Covid, gli «spettacolari» dati della Scozia sui vaccini (anche dopo una sola dose)



Più in dettaglio, tra le persone con età superiore a ottant’anni, che costituiscono il gruppo più a rischio, l’effetto dei due vaccini sulla popolazione, sempre calcolato tra i 28 e i 34 giorni dalla prima iniezione, riduce dell’81% il rischio di ospedalizzazione.

In questa fascia così delicata, il cinquanta per cento delle persone prese in considerazione presentava uno o più comorbidità, ovvero aveva altre malattie.

Il vaccino AstraZeneca, la cui efficacia ha tanto fatto discutere negli ultimi tempi, avrebbe risultati pressoché uguali sia sulle persone più giovani che sugli anziani.

Il metodo dello studio

Come si è giunti a questi risultati?
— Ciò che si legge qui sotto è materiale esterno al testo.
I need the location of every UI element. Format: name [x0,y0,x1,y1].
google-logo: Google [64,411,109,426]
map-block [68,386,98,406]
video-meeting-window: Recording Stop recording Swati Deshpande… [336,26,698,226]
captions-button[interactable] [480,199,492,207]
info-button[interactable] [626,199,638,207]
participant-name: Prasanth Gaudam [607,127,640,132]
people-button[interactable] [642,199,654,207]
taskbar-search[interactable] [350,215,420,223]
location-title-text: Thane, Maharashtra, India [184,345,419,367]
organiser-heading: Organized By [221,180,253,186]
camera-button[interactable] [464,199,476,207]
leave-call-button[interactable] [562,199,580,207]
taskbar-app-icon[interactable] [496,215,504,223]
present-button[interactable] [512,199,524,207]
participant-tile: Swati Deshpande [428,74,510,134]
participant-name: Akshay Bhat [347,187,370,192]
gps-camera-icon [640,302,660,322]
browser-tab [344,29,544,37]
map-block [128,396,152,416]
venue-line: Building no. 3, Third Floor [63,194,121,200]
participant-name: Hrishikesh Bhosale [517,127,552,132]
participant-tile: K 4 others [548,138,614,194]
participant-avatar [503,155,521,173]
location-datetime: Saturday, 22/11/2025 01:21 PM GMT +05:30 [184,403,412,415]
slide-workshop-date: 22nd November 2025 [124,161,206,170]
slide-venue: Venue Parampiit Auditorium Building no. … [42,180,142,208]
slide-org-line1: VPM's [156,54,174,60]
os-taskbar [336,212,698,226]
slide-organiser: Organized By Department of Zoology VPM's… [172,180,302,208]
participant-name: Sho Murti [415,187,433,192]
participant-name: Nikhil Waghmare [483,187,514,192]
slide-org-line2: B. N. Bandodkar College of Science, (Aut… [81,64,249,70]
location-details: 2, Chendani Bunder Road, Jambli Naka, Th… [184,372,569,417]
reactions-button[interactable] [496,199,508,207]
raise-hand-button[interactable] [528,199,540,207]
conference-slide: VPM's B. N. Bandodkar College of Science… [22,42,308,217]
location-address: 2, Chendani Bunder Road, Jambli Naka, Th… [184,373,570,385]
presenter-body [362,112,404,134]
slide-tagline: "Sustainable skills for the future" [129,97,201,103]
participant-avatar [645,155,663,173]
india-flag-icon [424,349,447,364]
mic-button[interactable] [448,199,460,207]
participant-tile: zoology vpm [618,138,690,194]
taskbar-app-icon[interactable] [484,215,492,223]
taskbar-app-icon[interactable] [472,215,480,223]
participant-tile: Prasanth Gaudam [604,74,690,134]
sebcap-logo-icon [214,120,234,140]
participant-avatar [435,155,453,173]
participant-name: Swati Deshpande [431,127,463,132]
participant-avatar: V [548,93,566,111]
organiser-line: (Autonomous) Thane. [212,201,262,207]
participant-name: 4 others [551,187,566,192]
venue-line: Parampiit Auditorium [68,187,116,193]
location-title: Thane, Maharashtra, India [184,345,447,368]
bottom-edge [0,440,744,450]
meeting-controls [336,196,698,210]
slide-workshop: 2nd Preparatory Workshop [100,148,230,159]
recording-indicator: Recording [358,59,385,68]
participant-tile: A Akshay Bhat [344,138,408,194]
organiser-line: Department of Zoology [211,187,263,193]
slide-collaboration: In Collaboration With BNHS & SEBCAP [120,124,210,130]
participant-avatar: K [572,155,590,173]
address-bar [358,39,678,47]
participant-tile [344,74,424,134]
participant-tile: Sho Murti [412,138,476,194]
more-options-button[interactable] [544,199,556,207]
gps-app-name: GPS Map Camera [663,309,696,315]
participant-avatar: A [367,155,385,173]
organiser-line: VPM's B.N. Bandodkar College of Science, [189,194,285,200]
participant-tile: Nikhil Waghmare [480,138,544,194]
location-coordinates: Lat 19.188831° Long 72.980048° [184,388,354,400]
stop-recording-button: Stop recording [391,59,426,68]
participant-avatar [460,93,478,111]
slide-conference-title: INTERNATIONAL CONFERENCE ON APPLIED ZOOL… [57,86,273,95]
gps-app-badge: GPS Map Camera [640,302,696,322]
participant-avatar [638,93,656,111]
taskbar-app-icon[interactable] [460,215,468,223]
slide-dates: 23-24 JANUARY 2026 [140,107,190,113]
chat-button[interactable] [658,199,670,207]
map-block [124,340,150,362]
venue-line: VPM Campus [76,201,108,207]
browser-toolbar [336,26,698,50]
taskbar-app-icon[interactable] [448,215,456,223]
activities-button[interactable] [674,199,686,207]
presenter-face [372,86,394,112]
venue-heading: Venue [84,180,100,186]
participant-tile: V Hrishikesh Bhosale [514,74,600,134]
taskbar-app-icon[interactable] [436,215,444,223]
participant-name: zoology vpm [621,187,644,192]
Le maggiori università scozzesi e il Dipartimento della Salute Pubblica hanno analizzato un insieme di dati che copre l’intera popolazione scozzese, 5.4 milioni di abitanti, immagazzinando informazioni sull’effetto dei vaccini nel periodo che va dall’8 dicembre al 15 febbraio, durante il quale sono state inoculate 1,14 milioni di prime dosi (650.000 Pfizer, 490.000 AstraZeneca).

I ricercatori hanno analizzato settimane per settimana il numero di vaccinazioni eseguite, le ospedalizzazioni, la mortalità dovuta al Covid come causa o concausa, i risultati dei tamponi, e li ha comparati con quelli dell’ampia fetta di popolazione, beati loro, che aveva già ricevuto la sua prima dose. In coda allo studio, che è in fase di revisione, si afferma che i risultati dello studio sono applicabili ai Paesi che utilizzano anch’essi Pfizer e AstraZeneca, e si precisa che benché simili per entrambi, non devono essere utilizzati per fare confronti sulla qualità del singolo vaccino.

Quanto dura l’immunizzazione dopo la prima dose? Lo studio su Lancet

Quasi in contemporanea con lo studio scozzese, è stato pubblicato su Lancet, la Bibbia degli studi medici, un lavoro fatto per stabilire quanto dura l’immunizzazione del vaccino di AstraZeneca dopo le dodici settimane previste dal governo inglese per il richiamo.

Anche qui, molto bene. Una singola dose assicura una protezione costante del 76 per cento contro il Covid-19 in un periodo compreso tra tre settimane e tre mesi, mentre superando quest’ultimo riferimento si sale addirittura all’82 per cento. E intanto, la trasmissione del virus viene ridotta del 67%.

Certo, sembra uno studio fatto su misura. Mentre all’inizio della campagna anche in Inghilterra era prevista la somministrazione delle due dosi in un arco di tempo compreso tra le due e le tre settimane, a dicembre JVCI, la Commissione per il Vaccino e l’Immunizzazione, equivalente del nostro Comitato tecnico scientifico, ha caldamente raccomandato, per non dire imposto, di ritardare il più possibile le seconde dosi, in modo da poter iniziare l’immunizzazione del maggior numero possibile di persone appartenenti alle fasce deboli e a rischio.

La strategia britannica e quella italiana

I segnali che la strategia vaccinale adottata all’inizio dall’Italia con Pfizer (su indicazione degli stessi produttori, e basata sugli studi attualmente pubblicati) non è l’unica possibile, e forse neppure la migliore, si stanno moltiplicando. Non solo lo studio scozzese, per quanto importante. Non solo quello di Lancet, la cui autorevolezza dovrebbe scacciare la nube di pannicelli caldi lanciati a Boris Johnson e al Regno Unito.

I trial clinici condotti fino al 7 dicembre in Inghilterra, Brasile e Sud Africa, dimostrano come almeno nel caso di AstraZeneca gli effetti siano più positivi se il richiamo viene spostato aventi nel tempo, con effetti ancora più benefici sul paziente e di conseguenza, allargando la base vaccinale, sulla popolazione. La Francia, che adotta i nostri stessi protocolli, ha in sostanza deciso di ritardare il richiamo a 42 giorni.

Anche da noi è in corso un cambio di direzione finora non esplicitato. Proprio per AstraZeneca, l’Aifa, la nostra agenzia del farmaco, definisce come ideale una somministrazione a una distanza di almeno 63 giorni dalla prima dose.

Eppure, quando in Italia è stata formulata questa ipotesi «attendista», subito è stata liquidata da alcuni esperti, ovviamente in televisione, come una tesi da «medicina creativa». Forse, invece di fare ironie, sarebbe il caso di dare un’occhiata a Scozia e dintorni. Che magari l’inverno finisce e arriva finalmente la primavera.